As Vananda Shiva points out in this talk, soil is the most abundant ecosystem on the planet. Its biodiversity exceeds that of any other ecosystem. There are more microbes in a teaspoon of soil than there are people on the planet. Soils contain bacteria, fungi, protozoa, nematodes, earthworms, and arthropods. These micro-organisms are responsible for breaking down pathogens, toxins and metabolize our waste, turning it to the nutrients we eat.
In this below-the-ground world, mushroom mycelium grows webs of fungus that serve as internets of communication, creating a dialogue between the soil and the trees.
Ecologist Suzanne Simard has shown how trees these neural pathways of soil fungi to communicate their needs and aid neighboring plants. She explains fungi forms a mutually symbiotic exchange with trees all over the world:
“It’s this network, sort of like a below-ground pipeline, that connects one tree root system to another tree root system, so that nutrients and carbon and water can exchange between the trees. These are fungi that are beneficial to the plants and through this association, the fungus, which can’t photosynthesize of course, explores the soil.”
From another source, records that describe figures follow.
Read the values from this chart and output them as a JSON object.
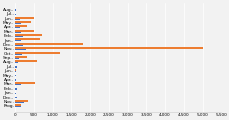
{
  "categories": [
    "Aug..",
    "Jul..",
    "Jun..",
    "May..",
    "Apr..",
    "Mar..",
    "Feb..",
    "Jan..",
    "Dec..",
    "Nov..",
    "Oct..",
    "Sep..",
    "Aug..",
    "Jul..",
    "Jun..",
    "May..",
    "Apr..",
    "Mar..",
    "Feb..",
    "Jan..",
    "Dec..",
    "Nov..",
    "Prog."
  ],
  "blue_vals": [
    30,
    20,
    130,
    150,
    120,
    160,
    200,
    150,
    200,
    280,
    170,
    100,
    70,
    40,
    18,
    15,
    15,
    160,
    40,
    20,
    40,
    240,
    160
  ],
  "orange_vals": [
    0,
    0,
    500,
    430,
    320,
    490,
    720,
    670,
    1800,
    5000,
    1200,
    310,
    580,
    0,
    15,
    0,
    0,
    520,
    0,
    0,
    0,
    330,
    160
  ],
  "color_blue": "#4472c4",
  "color_orange": "#ed7d31",
  "color_light_blue": "#9dc3e6",
  "bg_color": "#f2f2f2",
  "xlim_max": 5500,
  "xtick_vals": [
    0,
    500,
    1000,
    1500,
    2000,
    2500,
    3000,
    3500,
    4000,
    4500,
    5000,
    5500
  ],
  "xtick_labels": [
    "0",
    "500",
    "1,000",
    "1,500",
    "2,000",
    "2,500",
    "3,000",
    "3,500",
    "4,000",
    "4,500",
    "5,000",
    "5,500"
  ],
  "bar_height": 0.38,
  "bar_gap": 0.4,
  "label_fontsize": 3.2,
  "tick_fontsize": 3.0,
  "grid_color": "#ffffff",
  "spine_color": "#cccccc"
}
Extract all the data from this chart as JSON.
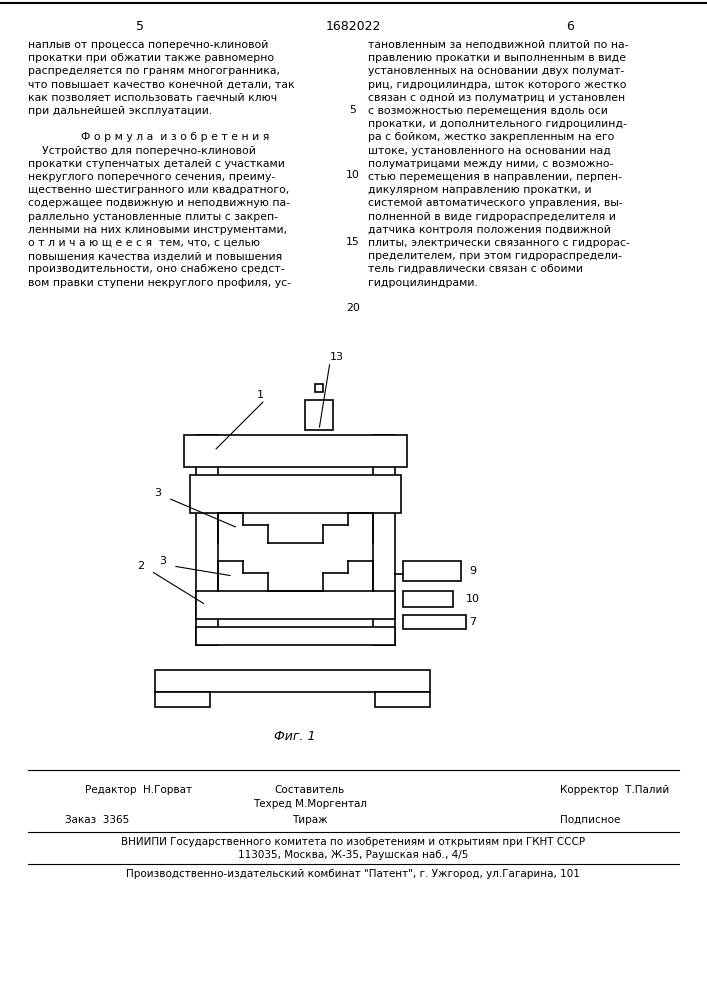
{
  "page_number_left": "5",
  "patent_number": "1682022",
  "page_number_right": "6",
  "line_numbers": [
    "5",
    "10",
    "15",
    "20"
  ],
  "left_column_text": [
    "наплыв от процесса поперечно-клиновой",
    "прокатки при обжатии также равномерно",
    "распределяется по граням многогранника,",
    "что повышает качество конечной детали, так",
    "как позволяет использовать гаечный ключ",
    "при дальнейшей эксплуатации.",
    "",
    "Ф о р м у л а  и з о б р е т е н и я",
    "    Устройство для поперечно-клиновой",
    "прокатки ступенчатых деталей с участками",
    "некруглого поперечного сечения, преиму-",
    "щественно шестигранного или квадратного,",
    "содержащее подвижную и неподвижную па-",
    "раллельно установленные плиты с закреп-",
    "ленными на них клиновыми инструментами,",
    "о т л и ч а ю щ е е с я  тем, что, с целью",
    "повышения качества изделий и повышения",
    "производительности, оно снабжено средст-",
    "вом правки ступени некруглого профиля, ус-"
  ],
  "right_column_text": [
    "тановленным за неподвижной плитой по на-",
    "правлению прокатки и выполненным в виде",
    "установленных на основании двух полумат-",
    "риц, гидроцилиндра, шток которого жестко",
    "связан с одной из полуматриц и установлен",
    "с возможностью перемещения вдоль оси",
    "прокатки, и дополнительного гидроцилинд-",
    "ра с бойком, жестко закрепленным на его",
    "штоке, установленного на основании над",
    "полуматрицами между ними, с возможно-",
    "стью перемещения в направлении, перпен-",
    "дикулярном направлению прокатки, и",
    "системой автоматического управления, вы-",
    "полненной в виде гидрораспределителя и",
    "датчика контроля положения подвижной",
    "плиты, электрически связанного с гидрорас-",
    "пределителем, при этом гидрораспредели-",
    "тель гидравлически связан с обоими",
    "гидроцилиндрами."
  ],
  "fig_label": "Фиг. 1",
  "editor_label": "Редактор",
  "editor_name": "Н.Горват",
  "composer_label": "Составитель",
  "composer_name": "Техред М.Моргентал",
  "corrector_label": "Корректор",
  "corrector_name": "Т.Палий",
  "order_label": "Заказ",
  "order_number": "3365",
  "circulation_label": "Тираж",
  "subscription_label": "Подписное",
  "vnipi_line1": "ВНИИПИ Государственного комитета по изобретениям и открытиям при ГКНТ СССР",
  "vnipi_line2": "113035, Москва, Ж-35, Раушская наб., 4/5",
  "publisher_line": "Производственно-издательский комбинат \"Патент\", г. Ужгород, ул.Гагарина, 101",
  "bg_color": "#ffffff",
  "text_color": "#000000"
}
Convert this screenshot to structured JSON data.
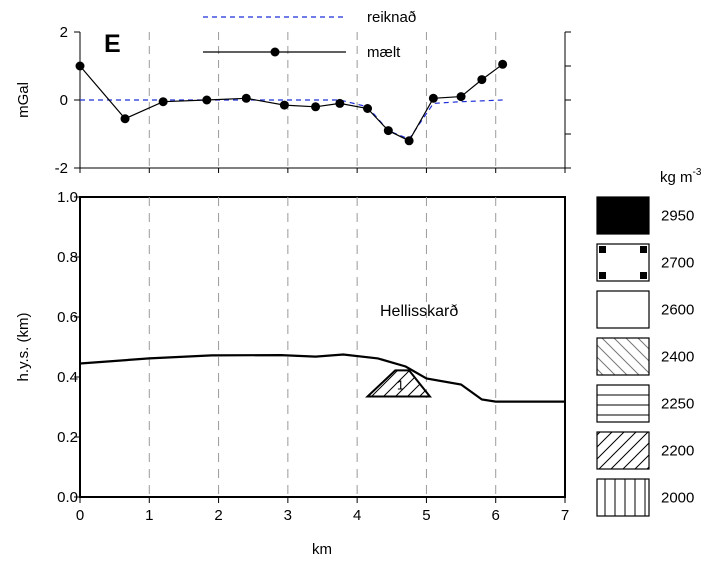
{
  "panel_label": "E",
  "legend": {
    "computed_label": "reiknað",
    "measured_label": "mælt"
  },
  "colors": {
    "computed_line": "#1f2fd8",
    "measured_line": "#000000",
    "grid": "#9a9a9a"
  },
  "density_legend": {
    "unit_base": "kg m",
    "unit_exp": "-3",
    "items": [
      {
        "value": "2950",
        "pattern": "solid-black"
      },
      {
        "value": "2700",
        "pattern": "black-squares"
      },
      {
        "value": "2600",
        "pattern": "blank"
      },
      {
        "value": "2400",
        "pattern": "diagonal-backslash"
      },
      {
        "value": "2250",
        "pattern": "horizontal-lines"
      },
      {
        "value": "2200",
        "pattern": "diagonal-slash"
      },
      {
        "value": "2000",
        "pattern": "vertical-lines"
      }
    ]
  },
  "chart_data": [
    {
      "type": "line",
      "ylabel": "mGal",
      "ylim": [
        -2,
        2
      ],
      "xlim": [
        0,
        7
      ],
      "yticks": [
        2,
        0,
        -2
      ],
      "grid": "vertical-dashed",
      "series": [
        {
          "name": "mælt",
          "marker": "circle",
          "x": [
            0.0,
            0.65,
            1.2,
            1.83,
            2.4,
            2.95,
            3.4,
            3.75,
            4.15,
            4.45,
            4.75,
            5.1,
            5.5,
            5.8,
            6.1
          ],
          "values": [
            1.0,
            -0.55,
            -0.05,
            0.0,
            0.05,
            -0.15,
            -0.2,
            -0.1,
            -0.25,
            -0.9,
            -1.2,
            0.05,
            0.1,
            0.6,
            1.05
          ]
        },
        {
          "name": "reiknað",
          "style": "dashed",
          "x": [
            0.0,
            1.2,
            1.83,
            2.4,
            2.95,
            3.4,
            3.75,
            4.15,
            4.45,
            4.75,
            5.1,
            5.5,
            6.1
          ],
          "values": [
            0.0,
            0.0,
            0.0,
            0.0,
            0.0,
            0.0,
            0.0,
            -0.2,
            -0.9,
            -1.15,
            -0.1,
            -0.05,
            0.0
          ]
        }
      ]
    },
    {
      "type": "line",
      "xlabel": "km",
      "ylabel": "h.y.s. (km)",
      "xlim": [
        0,
        7
      ],
      "ylim": [
        0.0,
        1.0
      ],
      "xticks": [
        "0",
        "1",
        "2",
        "3",
        "4",
        "5",
        "6",
        "7"
      ],
      "yticks": [
        "0.0",
        "0.2",
        "0.4",
        "0.6",
        "0.8",
        "1.0"
      ],
      "grid": "vertical-dashed",
      "annotation": "Hellisskarð",
      "topography": {
        "x": [
          0.0,
          1.0,
          1.9,
          2.9,
          3.4,
          3.8,
          4.3,
          4.7,
          5.0,
          5.5,
          5.8,
          6.0,
          7.0
        ],
        "values": [
          0.445,
          0.462,
          0.472,
          0.473,
          0.468,
          0.475,
          0.462,
          0.435,
          0.395,
          0.375,
          0.325,
          0.318,
          0.318
        ]
      },
      "bodies": [
        {
          "label": "1",
          "density": "2200",
          "x": [
            4.15,
            4.55,
            4.75,
            5.05
          ],
          "values": [
            0.335,
            0.422,
            0.422,
            0.335
          ]
        }
      ]
    }
  ]
}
Those trees, then of course, inhale our carbon and exhale our oxygen in the form of clean air, literally breathing with us.
Yet although our life is directly dependent on this exchange with soil, we are losing seventy-five billion tons of it, each year as it’s sterilized as a result of the agrochemical industry business, which uses the same chemicals fertilizers used to make nitrogen bombs.
This is why for me, Ecofeminism is about allowing the Earth the ability to purge itself from the agrochemical, fossil fuel industry and begin to heal the fractures along with this interconnected web of life, filled with amazing, self-organizing complexities with more neural activity than our brains.
It’s about re-establishing the importance of engaging in a symbiotic exchange with the earth and support the women and local farmers doing this work in preserving soils and ecosystems, rooted in special knowledge and understanding of the Earth’s supernatural ability to create regeneration, regrowth, and life.
It’s a celebration of biodiversity in all shapes and forms and approaching development and economic growth more holistically.
Ultimately, as Ynestra King said at the first Ecofeminist conference:
“We are living in imperiled times, We do have special work to do as women. And while we’re on the brink of ecological collapse, we’re also seeing the feminine consciousness begin to rise across the world. So the question becomes — as human beings, in all our diversity — take these ideas and breathe new life into our planet?”